If the image of a shirt soaked with sweat and horse saliva, flecked with tooth chips has not changed your mind, you must wonder how one gets to be an equine dentist. The most obvious answer is to become a large animal vet. Fortunately, that is not the only path to this rewarding career. An interested individual can become certified as an equine dentist through the International Association of Equine Dentistry (

There are a lot of horses in Virginia and the United States and they all need to see a dentist to insure they remain healthy throughout their lives. This need translates into a gratifying business opportunity for someone who wants to work with horses, is good with anxious owners and not afraid of a little dirt and hard work. The first step into the business is a good training program. Secondly, dental technicians must be registered in a few states. In Virginia, newly enacted laws (Virginia State Code, 54.1-3813) regulating equine dental technicians require that an individual be registered with the state, be IAED certified or have five years of experience. Third, there is a financial commitment. The course to acquire the necessary skills and knowledge is about $6000 for tuition with some additional costs to include room, board and travel. Basic tools could cost an additional $4000. Needless to say, as with any business, there are recurring overhead expenses such as transportation and business fees but after it is all taken into account, starting an equine dentistry business is much less expensive than most start-ups.

One of the big advantages to starting into the equine dentistry field is that you do not have to give up your “day job.” Many people go into the field part-time or to provide an additional source of income for their farrier or stable business. Some people become equine dentists to help pay for their education as a vet or something unrelated to horses. One creative equine dentist retired from his first career and travels the country in his motor home, practicing dentistry as he goes!

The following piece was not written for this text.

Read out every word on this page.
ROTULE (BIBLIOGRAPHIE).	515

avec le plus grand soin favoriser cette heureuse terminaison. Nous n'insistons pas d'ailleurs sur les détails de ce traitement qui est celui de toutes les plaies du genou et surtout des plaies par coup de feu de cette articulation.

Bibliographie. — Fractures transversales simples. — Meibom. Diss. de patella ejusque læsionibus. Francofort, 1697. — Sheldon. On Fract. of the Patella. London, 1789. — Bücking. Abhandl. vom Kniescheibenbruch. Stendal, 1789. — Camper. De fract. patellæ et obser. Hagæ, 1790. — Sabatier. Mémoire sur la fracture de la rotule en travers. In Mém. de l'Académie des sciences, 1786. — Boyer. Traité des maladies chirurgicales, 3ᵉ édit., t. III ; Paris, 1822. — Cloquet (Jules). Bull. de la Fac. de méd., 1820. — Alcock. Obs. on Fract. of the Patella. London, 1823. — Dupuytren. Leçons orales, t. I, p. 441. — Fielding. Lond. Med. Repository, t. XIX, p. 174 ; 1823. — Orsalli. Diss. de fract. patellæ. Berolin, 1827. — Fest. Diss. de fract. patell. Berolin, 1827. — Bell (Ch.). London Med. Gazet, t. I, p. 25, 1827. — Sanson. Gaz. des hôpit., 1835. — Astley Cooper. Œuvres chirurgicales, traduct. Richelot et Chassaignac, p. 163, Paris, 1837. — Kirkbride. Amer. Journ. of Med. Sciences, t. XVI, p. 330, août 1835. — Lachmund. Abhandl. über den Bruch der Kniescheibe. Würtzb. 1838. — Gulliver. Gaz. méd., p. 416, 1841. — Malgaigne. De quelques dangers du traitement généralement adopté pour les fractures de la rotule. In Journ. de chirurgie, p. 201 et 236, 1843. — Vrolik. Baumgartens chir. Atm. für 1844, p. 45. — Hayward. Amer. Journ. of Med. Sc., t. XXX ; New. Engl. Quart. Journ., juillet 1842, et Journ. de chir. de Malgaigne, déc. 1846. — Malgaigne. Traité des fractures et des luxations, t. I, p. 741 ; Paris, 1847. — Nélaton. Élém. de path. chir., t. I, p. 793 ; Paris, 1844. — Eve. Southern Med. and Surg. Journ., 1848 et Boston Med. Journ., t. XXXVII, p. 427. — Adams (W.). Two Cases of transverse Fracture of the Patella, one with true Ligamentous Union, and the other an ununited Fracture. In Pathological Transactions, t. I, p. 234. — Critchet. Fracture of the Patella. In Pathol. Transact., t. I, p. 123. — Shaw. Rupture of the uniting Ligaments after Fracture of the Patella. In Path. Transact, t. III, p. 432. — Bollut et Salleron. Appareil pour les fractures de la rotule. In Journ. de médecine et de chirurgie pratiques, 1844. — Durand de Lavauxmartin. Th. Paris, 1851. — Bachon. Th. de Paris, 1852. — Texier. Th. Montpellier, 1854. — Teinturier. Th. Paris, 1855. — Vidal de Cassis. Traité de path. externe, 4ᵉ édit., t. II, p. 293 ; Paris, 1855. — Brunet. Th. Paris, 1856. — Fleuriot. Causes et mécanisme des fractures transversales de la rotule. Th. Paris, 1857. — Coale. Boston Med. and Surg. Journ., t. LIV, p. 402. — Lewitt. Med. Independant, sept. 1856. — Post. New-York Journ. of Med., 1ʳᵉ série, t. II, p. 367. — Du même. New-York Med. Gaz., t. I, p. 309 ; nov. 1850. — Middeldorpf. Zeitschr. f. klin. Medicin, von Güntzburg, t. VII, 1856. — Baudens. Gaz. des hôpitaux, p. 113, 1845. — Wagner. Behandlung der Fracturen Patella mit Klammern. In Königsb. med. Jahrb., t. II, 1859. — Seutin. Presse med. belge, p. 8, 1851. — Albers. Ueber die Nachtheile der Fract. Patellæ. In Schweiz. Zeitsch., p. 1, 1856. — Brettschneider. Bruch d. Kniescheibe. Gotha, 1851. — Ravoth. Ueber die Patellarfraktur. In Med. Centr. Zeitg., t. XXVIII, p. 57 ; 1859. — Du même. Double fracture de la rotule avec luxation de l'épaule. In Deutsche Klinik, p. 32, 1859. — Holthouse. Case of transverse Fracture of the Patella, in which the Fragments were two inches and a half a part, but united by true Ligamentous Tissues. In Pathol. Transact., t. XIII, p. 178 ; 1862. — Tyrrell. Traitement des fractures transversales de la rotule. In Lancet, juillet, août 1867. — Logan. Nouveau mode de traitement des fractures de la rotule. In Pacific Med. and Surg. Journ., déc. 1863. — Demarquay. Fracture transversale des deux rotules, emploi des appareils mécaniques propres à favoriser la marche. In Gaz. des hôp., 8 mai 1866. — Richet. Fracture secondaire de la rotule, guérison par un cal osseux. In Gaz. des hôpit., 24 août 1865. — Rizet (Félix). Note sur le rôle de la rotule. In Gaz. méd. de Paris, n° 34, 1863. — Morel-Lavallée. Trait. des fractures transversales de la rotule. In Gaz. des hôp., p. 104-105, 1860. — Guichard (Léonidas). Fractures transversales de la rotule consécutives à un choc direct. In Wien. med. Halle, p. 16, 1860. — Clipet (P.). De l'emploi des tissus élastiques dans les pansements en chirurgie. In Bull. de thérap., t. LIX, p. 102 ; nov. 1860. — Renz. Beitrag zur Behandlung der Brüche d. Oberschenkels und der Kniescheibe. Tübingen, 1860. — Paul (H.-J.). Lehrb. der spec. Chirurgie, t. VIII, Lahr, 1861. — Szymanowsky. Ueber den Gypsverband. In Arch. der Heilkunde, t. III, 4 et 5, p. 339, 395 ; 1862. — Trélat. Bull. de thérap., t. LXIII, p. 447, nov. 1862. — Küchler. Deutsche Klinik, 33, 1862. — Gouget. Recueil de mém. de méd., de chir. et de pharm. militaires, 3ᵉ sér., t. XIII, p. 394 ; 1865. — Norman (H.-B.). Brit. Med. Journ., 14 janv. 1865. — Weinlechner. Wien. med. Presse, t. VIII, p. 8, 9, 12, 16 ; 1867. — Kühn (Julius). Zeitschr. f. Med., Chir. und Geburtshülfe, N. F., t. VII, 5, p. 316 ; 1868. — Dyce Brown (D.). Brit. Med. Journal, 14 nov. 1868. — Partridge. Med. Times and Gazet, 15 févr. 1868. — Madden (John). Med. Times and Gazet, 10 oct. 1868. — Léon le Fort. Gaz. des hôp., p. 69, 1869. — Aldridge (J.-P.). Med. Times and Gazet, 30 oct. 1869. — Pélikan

Those of us who are blessed by living in the Commonwealth of Virginia have the added advantage of The American School of Equine Dentistry ( This program is owned and operated by Dr. Ray Hyde, DVM and his wife Hanina, both of whom are certified by the IAED. The program is four tough weeks long and is designed to help students gain the skills, knowledge and practice required to become IAED certified. The classroom portion of the program covers anatomy, physiology, pharmacology and equine behavior to name a few. Students spend many hours doing practical work on live horses and on practice skulls.

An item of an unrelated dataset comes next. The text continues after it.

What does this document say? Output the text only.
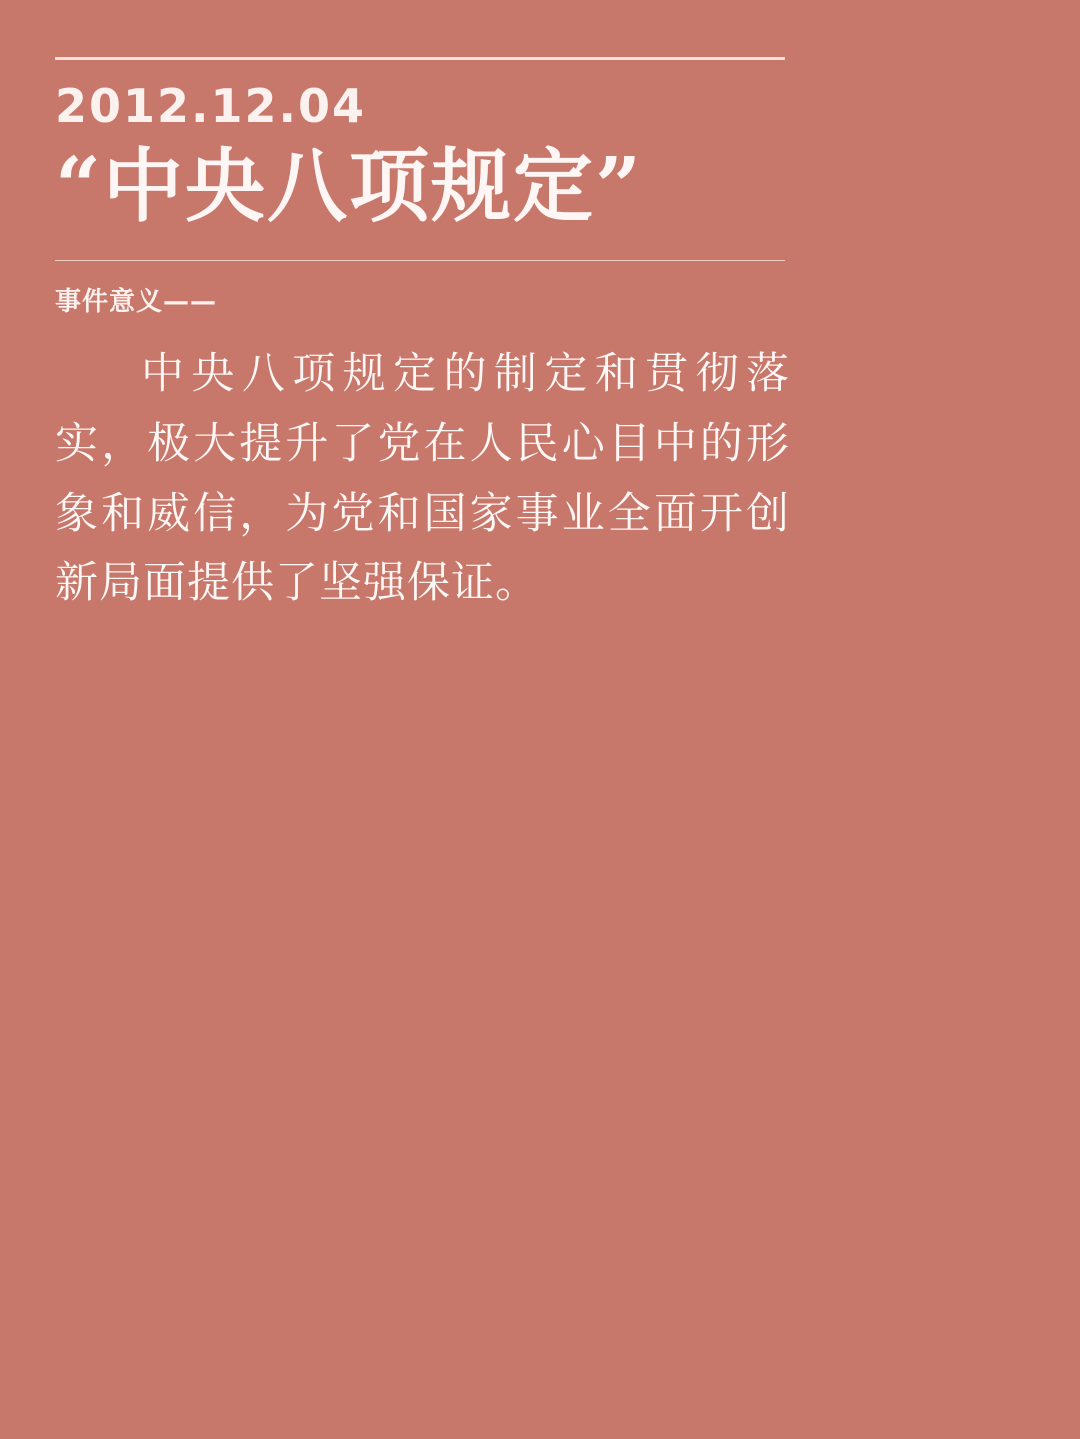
2012.12.04
“中央八项规定”
事件意义——
中央八项规定的制定和贯彻落实，极大提升了党在人民心目中的形象和威信，为党和国家事业全面开创新局面提供了坚强保证。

If you enjoy horses and are looking for a way to turn your interest into a good paying career this could be the answer. A good equine dentist can work on one to two thousand head of horses a year. Depending on your location, the going rate is $50 to $200 per visit and wherever there are horses, there is a need. It goes beyond just making a good living. An equine dentist is performing a valuable service for the horse and the owner. As Dr. Hyde says “horses love to eat so we make it comfortable for them to do what they love!”

Students begin their practical work on skulls

Days are spent with archaic looking tools and very large animals!

NOTE: The American School of Equine Dentistry is a private school.